1 Introduction

In information security management, insider threat is one of the biggest threats. Since there are too many involved factors, it is not clear which factor plays the most significant role in malicious activities. Hence, this study aims to identify the factors of insider threat for security management viewpoint. Classifying behaviors into two classes, positive and negative, Hausawi conducted interviews with security experts [1]. This survey-based study is very useful for understanding insider’s behaviors and collecting all possible features for malicious activities. However, survey and interview are not always true, e.g., subjects pretending to be honest and unintentionally protecting their organization. Moreover, it is not feasible to observe potential insider’s every steps to perform malicious action.

In order to overcome the difficulties, in observation, we propose an experiment that subjects are employed to work to given task and observe the number of malicious activities of subjects.

We conduct an experiment from that a total of 198 subjects work to review sample web search engine and observed what they behaved. Our decision tree analysis reveals the typical characteristics of malicious ideas.

2 Experiment

In our experiment, we focus on an assignment of identities to users. If users share some common ID such as “administrator” with others, they tend to be malicious more often than users with individual IDs. Since it is impossible to figure out who makes misbehavior, the ID sharing user may think the malicious activities never be exposed. To verify how much malicious activities are increased when ID is shared, we divided a set of subjects into two groups; the first half assigned to a common ID, and the other half assigned to individual IDs.

The flow of experiment is as follows. First, all subjects login to a registration site by using the IDs of the crowdsourcing service. At that site, subjects are assigned the word list to be studied in a trial search service. Second, at the search site, subjects are divided into two groups; individual-IDs users and ID-sharing users groups. The individual-IDs users need to input their IDs of crowdsourcing site before login to the search site. While, the ID-sharing users are allowed to login without any information for access. At the search site, they tested the given 50 search words, and evaluate the quality of results as well as the performance of the search function.

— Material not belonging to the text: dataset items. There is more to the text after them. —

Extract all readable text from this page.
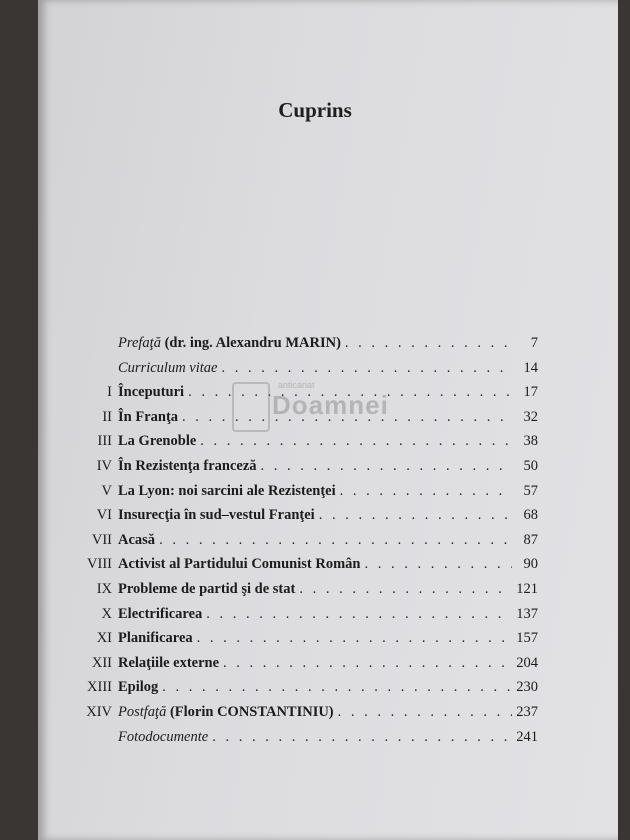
Cuprins
Prefaţă (dr. ing. Alexandru MARIN) . . .	7
Curriculum vitae . . .	14
I Începuturi . . .	17
II În Franţa . . .	32
III La Grenoble . . .	38
IV În Rezistenţa franceză . . .	50
V La Lyon: noi sarcini ale Rezistenţei . . .	57
VI Insurecţia în sud–vestul Franţei . . .	68
VII Acasă . . .	87
VIII Activist al Partidului Comunist Român . . .	90
IX Probleme de partid şi de stat . . .	121
X Electrificarea . . .	137
XI Planificarea . . .	157
XII Relaţiile externe . . .	204
XIII Epilog . . .	230
XIV Postfaţă (Florin CONSTANTINIU) . . .	237
Fotodocumente . . .	241
anticariat
Doamnei
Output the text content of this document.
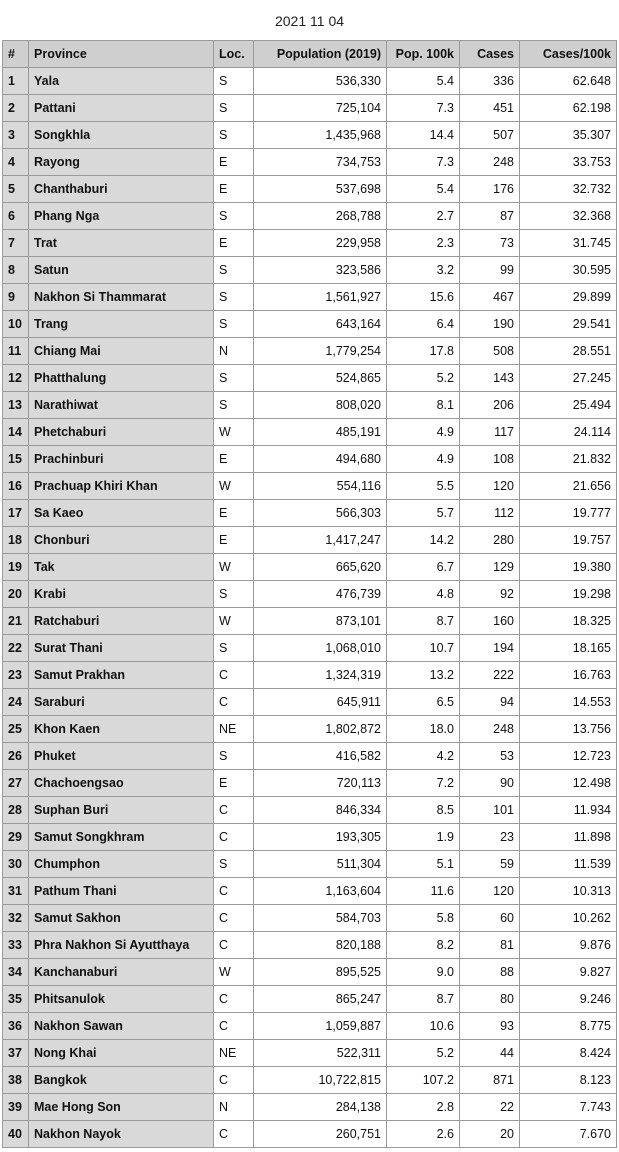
2021 11 04
#	Province	Loc.	Population (2019)	Pop. 100k	Cases	Cases/100k
1	Yala	S	536,330	5.4	336	62.648
2	Pattani	S	725,104	7.3	451	62.198
3	Songkhla	S	1,435,968	14.4	507	35.307
4	Rayong	E	734,753	7.3	248	33.753
5	Chanthaburi	E	537,698	5.4	176	32.732
6	Phang Nga	S	268,788	2.7	87	32.368
7	Trat	E	229,958	2.3	73	31.745
8	Satun	S	323,586	3.2	99	30.595
9	Nakhon Si Thammarat	S	1,561,927	15.6	467	29.899
10	Trang	S	643,164	6.4	190	29.541
11	Chiang Mai	N	1,779,254	17.8	508	28.551
12	Phatthalung	S	524,865	5.2	143	27.245
13	Narathiwat	S	808,020	8.1	206	25.494
14	Phetchaburi	W	485,191	4.9	117	24.114
15	Prachinburi	E	494,680	4.9	108	21.832
16	Prachuap Khiri Khan	W	554,116	5.5	120	21.656
17	Sa Kaeo	E	566,303	5.7	112	19.777
18	Chonburi	E	1,417,247	14.2	280	19.757
19	Tak	W	665,620	6.7	129	19.380
20	Krabi	S	476,739	4.8	92	19.298
21	Ratchaburi	W	873,101	8.7	160	18.325
22	Surat Thani	S	1,068,010	10.7	194	18.165
23	Samut Prakhan	C	1,324,319	13.2	222	16.763
24	Saraburi	C	645,911	6.5	94	14.553
25	Khon Kaen	NE	1,802,872	18.0	248	13.756
26	Phuket	S	416,582	4.2	53	12.723
27	Chachoengsao	E	720,113	7.2	90	12.498
28	Suphan Buri	C	846,334	8.5	101	11.934
29	Samut Songkhram	C	193,305	1.9	23	11.898
30	Chumphon	S	511,304	5.1	59	11.539
31	Pathum Thani	C	1,163,604	11.6	120	10.313
32	Samut Sakhon	C	584,703	5.8	60	10.262
33	Phra Nakhon Si Ayutthaya	C	820,188	8.2	81	9.876
34	Kanchanaburi	W	895,525	9.0	88	9.827
35	Phitsanulok	C	865,247	8.7	80	9.246
36	Nakhon Sawan	C	1,059,887	10.6	93	8.775
37	Nong Khai	NE	522,311	5.2	44	8.424
38	Bangkok	C	10,722,815	107.2	871	8.123
39	Mae Hong Son	N	284,138	2.8	22	7.743
40	Nakhon Nayok	C	260,751	2.6	20	7.670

Table 1. Maliious subjects with respects to demographic groups

If subjects complete the test with less than 50 words, we regard them as a malicious activity.

3 Experimental Results

3.1 Malicious Subjects

Table 1 shows the summary of experimental result. We show the numbers of malicious subject for their demographic attributes, e.g., sex, age, and affiliations. As a result, we observed that 20 ID-sharing users (out of 98) played malicious activity. The number of malicious users who shared a common ID is greater than that of individual-IDs users. Based on the experimental result, we analyze the set of malicious subjects in some methods, (1) Decision tree, and (2) Association rule mining, and (3) Logistic regression analyses.

3.2 Decision Tree Analysis

By a decision tree, node “Age” is chosen as the best classifier, which is at the root of tree, and plays a significant role for insider.

A decision tree reveals the logical conditions for determining a target attribute. Figure 1 shows the decision tree of malicious users, learned in R package “rpart”. The target attribute is whether the subject is malicious or not. In this tree, nodes are logical conditions to classify subjects and the left branch means satisfied. By labels “Malicious/Honest”, we denote the numbers of subjects in the node. For example, if user’s age is over 55 (at the left sub tree of the root node) then 7 subjects are malicious except 1 honest (at Sex = b).

Fig. 1.
figure 1

Decision tree of malicious subjects

Table 2. Assosiation rules
Table 3. Logistic regression analysis

3.3 Association Rules Mining

To reveal the typical characteristic of insider related with combination of attributes, we extract some association rules by using R package, “arules”. Table 2 shows the selected association rules. By Support and Confidence, we denote a joint probability Pr(lhsrhs), and a conditional probability \(Pr(rhs \mid lhs) \), respectively. For example, No. 1 rule means that “If users use individual IDs and they are self-employed worker, then they are legitimate with 89% confidence. No. 5 means that “ID-sharing users sometimes (20% confidence) have played malicious activity”.

The association rule shows “If individual-IDs users are 30’s, they are legitimate”.

3.4 Logistic Regression Analysis

A logistic regression is an analysis method to predict a conditional probability of event given conditions in a logistic model. We applied the logistic regression to the dataset of malicious subjects of some demographic attributes. Our model is of the form

$$\begin{aligned} \log \frac{Pr(malicious \mid x)}{1-Pr(malicious \mid x)} = -1 -0.05x_1 + 0.048 x_2 + \cdots + 0.064x_{10} \end{aligned}$$

where the coefficients of variables are given in Table 3.

4 Conclusions

We studied the factor analysis of malicious insider in total of 198 subjects with some conditions. Our experiment showed that sharing ID and Password could increase a risk of malicious insider by \(\frac{1}{0.68}\) times than without sharing.